La vie a pendant longtemps été très rude sur ces îles isolées de tout et au climat capricieux. Mais avec la découverte de gisements d'hydrocarbures en mer du Nord au début des années 1970, le confort s'est invité dans cette petite communauté de 23'000 habitants. En prélevant une taxe sur chaque baril transitant sur son territoire, l'autorité des Shetland a pu moderniser son réseau routier et ses infrastructures.

Même les environnementalistes reconnaissent ici que l'or noir a été synonyme de boom économique: "En l'espace d'une génération, la transformation dans les Shetland a été énorme, en termes de richesse, de développement. Nous étions auparavant le dernier endroit au Royaume-Uni à avoir la télévision en couleur, les nouveautés technologiques, car nous étions les plus éloignés… Et soudainement, nous nous sommes retrouvés au cœur de l'économie internationale de l'énergie", concède dans Tout un monde Alexander Armitage, élu vert à la municipalité des Shetland.

Garantir la sécurité énergétique

Mais les temps changent, même au beau milieu de la mer: "À présent, l'industrie pétro-gazière décline, et nous devons faire face à une catastrophe climatique. Le pétrole et le gaz ne sont pas l'avenir, tout le monde en est conscient, mais la question centrale c'est à quelle vitesse arrêter?", s'interroge Alexander Armitage.

Si vous habitez dans une grande ville, vous êtes anonyme, c'est facile de crier ‘stop au pétrole et au gaz!' Dans les Shetland, tout le monde se connaît

Alexandre Armitage, conseiller municipal vert dans les îles Shetland

Pour le gouvernement britannique, la réponse est claire: il faut continuer à pomper pour garantir la sécurité énergétique et les emplois. En septembre, Londres a donné son feu vert à l'exploitation controversée du plus grand champ de pétrole et de gaz encore vierge du Royaume-Uni, le gisement Rosebank au large des Shetland.

>> Lire : Londres autorise un forage pétrolier controversé en mer du Nord

Une décision décriée par l'élu vert et une poignée de militants écologistes, mais leurs voix restent marginales puisque 10% des emplois sur l'archipel sont directement liés à l'industrie gazière et pétrolière. "Si vous habitez dans une grande ville, vous êtes anonyme, c'est facile de crier ‘Stop au pétrole et au gaz!' Dans les Shetland, tout le monde se connaît. Même si les gens ont des opinions politiques, des convictions parfois très fortes, ils préfèrent ne pas parler publiquement", regrette Alexander Armitage.

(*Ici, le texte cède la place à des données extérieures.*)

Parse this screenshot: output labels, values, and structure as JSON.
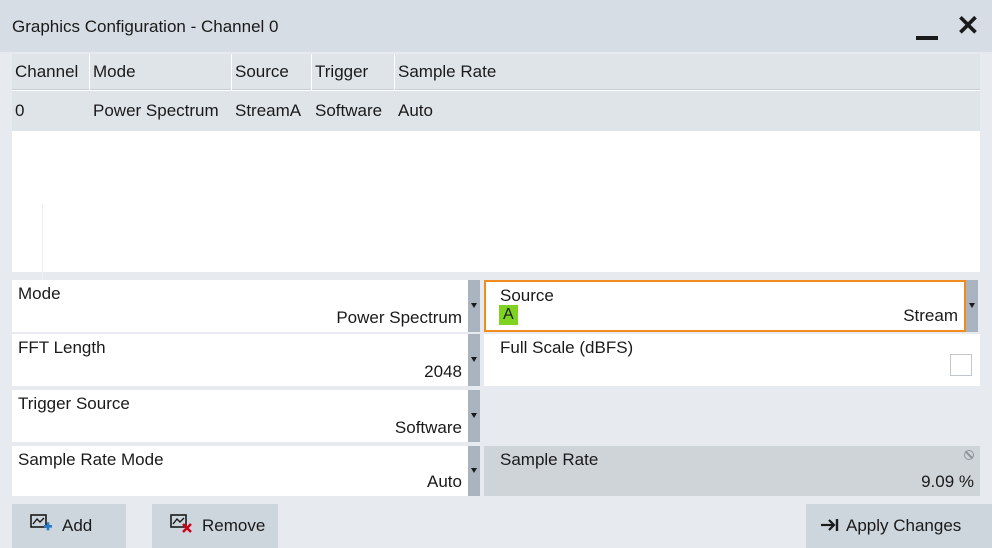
{
  "window": {
    "title": "Graphics Configuration - Channel 0"
  },
  "table": {
    "columns": [
      "Channel",
      "Mode",
      "Source",
      "Trigger",
      "Sample Rate"
    ],
    "rows": [
      [
        "0",
        "Power Spectrum",
        "StreamA",
        "Software",
        "Auto"
      ]
    ]
  },
  "form": {
    "mode": {
      "label": "Mode",
      "value": "Power Spectrum"
    },
    "source": {
      "label": "Source",
      "badge": "A",
      "value": "Stream"
    },
    "fft_length": {
      "label": "FFT Length",
      "value": "2048"
    },
    "full_scale": {
      "label": "Full Scale (dBFS)",
      "checked": false
    },
    "trigger_source": {
      "label": "Trigger Source",
      "value": "Software"
    },
    "sample_rate_mode": {
      "label": "Sample Rate Mode",
      "value": "Auto"
    },
    "sample_rate": {
      "label": "Sample Rate",
      "value": "9.09 %"
    }
  },
  "footer": {
    "add_label": "Add",
    "remove_label": "Remove",
    "apply_label": "Apply Changes"
  },
  "colors": {
    "accent_orange": "#f08c1e",
    "stream_badge_green": "#7ed321",
    "title_bar": "#d6dde4"
  },
  "icons": {
    "add": "add-channel-icon",
    "remove": "remove-channel-icon",
    "apply": "arrow-to-bar-icon",
    "minimize": "minimize-icon",
    "close": "close-icon",
    "dropdown": "chevron-down-icon",
    "readonly": "no-entry-icon"
  }
}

L'endroit le plus venteux d'Europe

Des éoliennes du projet Vicking. [RTS - Catherine Ilic]
Des éoliennes du projet Vicking. [RTS - Catherine Ilic]

Les Shetlanders n'ont pas encore tourné le dos au pétrole, ce qui ne les empêche de regarder vers l'avenir. L'un des plus grands parcs éoliens terrestres européens avec 103 éoliennes, le projet Vicking, est sur le point d'être achevé et pourra alimenter dès l'an prochain 500'000 foyers britanniques.

"Le vent souffle très fort sur les îles Shetland, c'est ce qui fait leur particularité. Nous sommes l'endroit le plus venteux d'Europe. Une éolienne installée dans les Shetland peut générer deux fois plus de force motrice qu'une éolienne identique dans d'autres endroits en Europe", explique dans Tout un monde Tom Wills, ingénieur en énergies renouvelables.

Mais sur l'archipel le projet attire les critiques, car jugé surdimensionné. Une opposition à l'éolien qui ne date pas d'hier. "La population est très divisée sur ce parc éolien depuis de nombreuses années. Il y a ceux qui ont soutenu très fortement le projet, pensant que l'argent de l'éolien pourrait remplacer la manne du pétrole et du gaz; mais il y a aussi ceux qui étaient très conscients de l'impact majeur que ces turbines de 150 mètres de haut allaient avoir sur le paysage et qui étaient aussi conscients du fait que ces éoliennes – une fois opérationnelles – ne mobiliseraient pas beaucoup de travailleurs. L'éolien – contrairement au secteur pétrolier – ne nécessite qu'une main-d'œuvre limitée sur le long terme", raconte Moraig Lyall, en charge des questions environnementales.

L'alternative marémotrice

La seule borne de recharge pour voitures électriques au monde alimentée par l’énergie des marées. [RTS - Catherine Ilic]
La seule borne de recharge pour voitures électriques au monde alimentée par l’énergie des marées. [RTS - Catherine Ilic]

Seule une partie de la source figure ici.